Nous regardons l’île des Pétrels se transformer de jour en jour. Nous regardons la neige recouvrir les cailloux comme si notre île commençait à se faire un manteau pour l’hiver à venir.
Nous sommes 26 par an à vivre un hiver en Terre Adélie. C’est indéniable, quand on dit Antarctique, on pense banquise, manchot empereur, aurore, nuit polaire….
Mais tout ça n’est qu’une partie de l’Antarctique, toutes ces choses ne sont associées qu’à l’hiver. Vous voyez où je veux en venir ? Quand on se regarde tous les 26, une complicité est là. Peu importe nos affinités, peu importe si on passe beaucoup de temps ensemble ou pas, nous sommes complices, par avance, de ce que l’on va partager tous ensemble.
Nico, Marion et JB attendant le léo
Nous avons un autre privilège. Le privilège de vivre complètement à l’écart de la société pendant 1 an. J’essaye de continuer à lire les informations françaises, savoir ce qu’il se passe à la maison. Vous allez peut-être être choqués, mais je n’arrive plus à comprendre ce qu’il se passe. Maintenant 4 mois ½ que je suis ici et je ne comprends pas pourquoi des nouvelles, que je trouve complètement futiles, se trouvent en première page du 20min. Vous allez être encore plus choqués après ça, mais… ma vie tourne ici autour des oiseaux, de la nature, des bergs qui vont, viennent et disparaissent au grès des courants, autour des gens qui partagent ça avec moi… comme je vous l’avais dit dans un autre article, il y a quelque temps déjà, on oublie que la vie continue ailleurs et c’est peut-être mieux comme ça.
Après avoir tenté de vous expliquer tout ça, je vais donc tout naturellement vous raconter nos nouvelles. Notre « 20 minutes » à nous.
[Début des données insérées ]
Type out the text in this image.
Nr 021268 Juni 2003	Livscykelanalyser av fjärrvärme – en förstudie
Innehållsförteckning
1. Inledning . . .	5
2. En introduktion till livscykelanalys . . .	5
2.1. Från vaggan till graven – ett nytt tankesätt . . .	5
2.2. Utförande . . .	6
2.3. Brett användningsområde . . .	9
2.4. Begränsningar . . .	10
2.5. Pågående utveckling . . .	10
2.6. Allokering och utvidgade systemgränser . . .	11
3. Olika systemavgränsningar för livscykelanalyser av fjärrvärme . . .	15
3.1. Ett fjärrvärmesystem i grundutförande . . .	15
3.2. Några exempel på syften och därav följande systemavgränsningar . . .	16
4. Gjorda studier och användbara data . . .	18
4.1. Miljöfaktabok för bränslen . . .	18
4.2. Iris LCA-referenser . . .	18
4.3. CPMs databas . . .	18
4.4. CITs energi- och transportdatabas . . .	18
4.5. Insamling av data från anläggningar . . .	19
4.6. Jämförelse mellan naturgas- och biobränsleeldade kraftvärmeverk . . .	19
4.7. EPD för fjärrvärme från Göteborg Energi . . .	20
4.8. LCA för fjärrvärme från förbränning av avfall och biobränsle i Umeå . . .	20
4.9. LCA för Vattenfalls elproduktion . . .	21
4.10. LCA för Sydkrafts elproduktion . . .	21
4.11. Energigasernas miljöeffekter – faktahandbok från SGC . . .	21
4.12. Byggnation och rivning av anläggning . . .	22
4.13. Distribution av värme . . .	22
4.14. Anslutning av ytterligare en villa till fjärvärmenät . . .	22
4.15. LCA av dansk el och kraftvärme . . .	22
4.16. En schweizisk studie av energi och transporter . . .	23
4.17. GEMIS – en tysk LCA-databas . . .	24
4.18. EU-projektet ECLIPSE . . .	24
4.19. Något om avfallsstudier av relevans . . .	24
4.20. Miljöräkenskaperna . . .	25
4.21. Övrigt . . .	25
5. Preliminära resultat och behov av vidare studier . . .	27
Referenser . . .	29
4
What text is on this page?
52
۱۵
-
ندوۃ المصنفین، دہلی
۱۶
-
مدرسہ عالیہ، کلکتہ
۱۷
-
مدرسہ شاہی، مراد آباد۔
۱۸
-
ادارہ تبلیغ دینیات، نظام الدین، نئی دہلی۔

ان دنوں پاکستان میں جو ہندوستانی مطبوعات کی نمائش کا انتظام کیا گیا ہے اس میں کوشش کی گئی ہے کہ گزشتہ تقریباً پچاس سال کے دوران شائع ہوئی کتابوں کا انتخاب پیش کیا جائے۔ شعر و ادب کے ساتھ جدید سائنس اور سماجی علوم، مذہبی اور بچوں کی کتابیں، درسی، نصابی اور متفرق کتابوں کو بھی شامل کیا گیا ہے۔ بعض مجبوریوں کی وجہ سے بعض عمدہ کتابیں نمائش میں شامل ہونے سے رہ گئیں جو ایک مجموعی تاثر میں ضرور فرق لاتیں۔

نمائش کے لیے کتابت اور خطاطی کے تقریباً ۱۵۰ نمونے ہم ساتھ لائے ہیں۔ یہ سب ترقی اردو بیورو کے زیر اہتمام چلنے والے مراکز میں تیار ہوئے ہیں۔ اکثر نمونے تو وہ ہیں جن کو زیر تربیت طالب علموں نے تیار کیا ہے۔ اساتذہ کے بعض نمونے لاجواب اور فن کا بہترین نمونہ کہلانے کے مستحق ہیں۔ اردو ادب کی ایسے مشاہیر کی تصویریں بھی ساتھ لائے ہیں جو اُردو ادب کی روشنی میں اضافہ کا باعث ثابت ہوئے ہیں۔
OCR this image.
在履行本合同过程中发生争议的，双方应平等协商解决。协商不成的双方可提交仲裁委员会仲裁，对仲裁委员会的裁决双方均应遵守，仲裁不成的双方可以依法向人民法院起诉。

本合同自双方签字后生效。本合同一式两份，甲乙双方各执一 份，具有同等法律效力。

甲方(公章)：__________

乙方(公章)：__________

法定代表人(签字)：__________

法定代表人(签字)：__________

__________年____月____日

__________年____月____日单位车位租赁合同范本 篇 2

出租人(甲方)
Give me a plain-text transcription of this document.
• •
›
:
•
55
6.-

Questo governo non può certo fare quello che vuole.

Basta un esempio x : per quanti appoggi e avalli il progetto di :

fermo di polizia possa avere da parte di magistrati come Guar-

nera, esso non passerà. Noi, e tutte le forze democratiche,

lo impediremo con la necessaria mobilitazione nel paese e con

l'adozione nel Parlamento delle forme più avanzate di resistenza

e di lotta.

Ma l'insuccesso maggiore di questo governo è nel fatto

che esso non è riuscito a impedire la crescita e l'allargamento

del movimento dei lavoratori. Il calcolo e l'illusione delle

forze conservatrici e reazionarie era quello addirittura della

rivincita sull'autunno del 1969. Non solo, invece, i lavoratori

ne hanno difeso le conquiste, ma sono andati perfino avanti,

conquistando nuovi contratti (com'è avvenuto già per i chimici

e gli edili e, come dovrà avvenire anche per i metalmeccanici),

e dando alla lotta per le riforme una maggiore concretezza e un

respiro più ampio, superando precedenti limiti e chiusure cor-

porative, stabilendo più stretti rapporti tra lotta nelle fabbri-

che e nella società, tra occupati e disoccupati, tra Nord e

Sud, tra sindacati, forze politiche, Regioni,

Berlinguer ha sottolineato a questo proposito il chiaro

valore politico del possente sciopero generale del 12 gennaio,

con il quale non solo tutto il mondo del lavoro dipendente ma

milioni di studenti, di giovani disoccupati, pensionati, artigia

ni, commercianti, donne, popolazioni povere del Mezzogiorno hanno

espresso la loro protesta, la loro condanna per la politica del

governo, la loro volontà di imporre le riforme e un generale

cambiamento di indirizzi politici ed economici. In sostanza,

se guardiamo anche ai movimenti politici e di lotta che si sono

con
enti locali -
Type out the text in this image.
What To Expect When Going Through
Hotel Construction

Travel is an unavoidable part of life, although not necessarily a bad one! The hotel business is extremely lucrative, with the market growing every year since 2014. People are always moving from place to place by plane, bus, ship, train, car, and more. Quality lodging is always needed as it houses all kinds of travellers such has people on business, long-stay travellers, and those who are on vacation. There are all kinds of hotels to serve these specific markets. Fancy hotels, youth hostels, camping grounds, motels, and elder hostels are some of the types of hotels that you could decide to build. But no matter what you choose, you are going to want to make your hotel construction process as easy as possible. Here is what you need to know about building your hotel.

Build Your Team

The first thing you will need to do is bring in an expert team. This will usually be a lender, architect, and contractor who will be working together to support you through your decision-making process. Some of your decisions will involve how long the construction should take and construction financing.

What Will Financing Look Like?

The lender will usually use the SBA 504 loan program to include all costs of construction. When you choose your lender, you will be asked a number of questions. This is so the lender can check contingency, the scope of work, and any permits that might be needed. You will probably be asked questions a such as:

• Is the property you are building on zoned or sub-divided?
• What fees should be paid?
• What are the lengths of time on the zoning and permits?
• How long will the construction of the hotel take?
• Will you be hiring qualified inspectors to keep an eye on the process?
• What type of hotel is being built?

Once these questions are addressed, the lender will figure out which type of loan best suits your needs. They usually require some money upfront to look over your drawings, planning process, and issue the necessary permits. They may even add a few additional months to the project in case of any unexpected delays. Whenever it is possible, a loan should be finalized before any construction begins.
Le premier manchot empereur est arrivé. Merci Jean-Baptiste pour ton œil de lynx !! Mais, pas d’affolement, ce n’est pas encore l’heure de la grande réunion, juste un premier empereur bien en avance. Un manchot déjà près à la reproduction, poussant des vocalises, bien campé sur ses pattes, sur un bout de glaçon; on dirait qu’il s’est trompé de jour, comme on arrive trop en avance à un entretien qu’on ne voudrait louper à aucun prix.
Les températures ont nettement diminué aussi. A 10h du matin il faisait -12°C (si j’ai bien écouté ce que m’a dit Didier-ridoo).
Les adultes de manchots Adélie sont revenus pour muer : changer leurs plumes. Ils effectuent cette mue chaque année à la même période. Ils ne peuvent plus durant ce temps retourner à l’eau (leur plumage n’est plus imperméable). Alors encore une fois ils jeûnent pour quelques semaines, ils vivent sur leurs réserves accumulées en mer.
Manchot Adélie en mue
Manchot Adélie en fin de mue
Les poussins de pétrels des neiges, damiers du cap et océanites de Wilson continuent à partir en masse.
Le gros berg « carapace » que j’aimais tant a disparu hier matin… je ne sais pas ce qu’il est devenu !
Joyeux 24 ans Adrien (notre chef informaticien) !!!
J’aurais encore mille choses à vous raconter. L’histoire du léopard des mers qui mange un manchot si près de nous qu’on entend claquer ses dents. L’histoire de notre « bébé banquise » qui essaye de se former contre vents et marées. L’histoire des phoques qui « jouent » dans l’eau à 2 mètres de nous. L’histoire des fulmars qui s’essayent au vol du haut de leur falaise. L’histoire de Marion qui m’emmène capturer des manchots Adélie, ou de mon équipe de vainqueurs qui m’aide justement à mesurer les poussins de fulmars dans la falaise…
Je pourrais vous raconter… comme quoi, sur une île de 500 m de long, on ne s’ennuie jamais.
Mont d'or et sa congère
Mont Rose et Hall fusée
Gros gros bisous à tous,
ET A PAS TARD comme dirait un certain Matticus !
Marie
PS : La TA60 a un blog à elle, autrement dit nous avons un blog commun, je vous donne l’adresse :
http://www.ipev.frwww.ipev.fr/pages/TerreAdelie/AccueilTA60.html
PS : Merci pour vos commentaires. J'aime beaucoup la citation de JBC !!!!